Published piece: So you want to create your own gap year – here’s how

WHEN YOU TAKE a gap year, you are not only giving yourself an opportunity to see the world, you are also giving yourself a gift of a lifetime. Through planning, learning, and experimenting along the way, you’ll develop and harness life skills hard to learn otherwise. The experience opens the mind to different cultural perspectives where you’ll learn to thrive with significant autonomy.

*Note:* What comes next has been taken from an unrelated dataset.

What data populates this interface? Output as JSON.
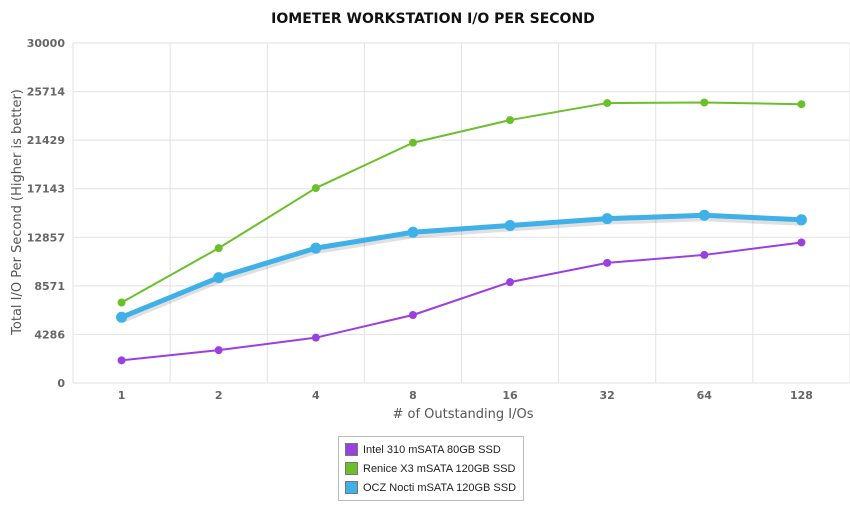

The initial idea of a gap year, where students take a year of academic sabbatical to travel, has evolved. Gap years are no longer limited to students and have grown to include those who have found a way to work remotely. The line between work and travel has since been blurred, and has ultimately spawned the creation of combining the two into a whole different work and travel experience, appealing to freelancers, entrepreneurs, and digital nomads alike. However, many companies nowadays are trying to get you to pay them to handle the back-end work, such as travel and lodging logistics, for you. But they are expensive, and outsourcing that work ultimately robs you of part of the travel experience. Planning this gap year on your own will provide you the flexibility of choosing where you want to go. Take off as fast as you want, or stay for much longer, visas permitting.

Whether you have been itching for your chance to create your own gap year before you buckle down and shackle yourself to a desk job, or have finally found a way to work remotely as a digital nomad, here are the things you need to consider in order to create a successful gap year.

Figure out your intent

This might be a never-ending question, but having a basic idea of the big WHY will help you construct a plan to create your own gap year. Sometimes it’s to explore the rich cultures of a foreign country and try unfamiliar things. Other times the goal is to explore possible careers, gain international experience, and build connections with the locals. Maybe it’s a chance to fully embrace the “work hard, play hard” motto and find a community with that same commitment, or to challenge your comfort zone and find yourself. Often it’s simply a desire to escape from the realities of life back home, even for a while.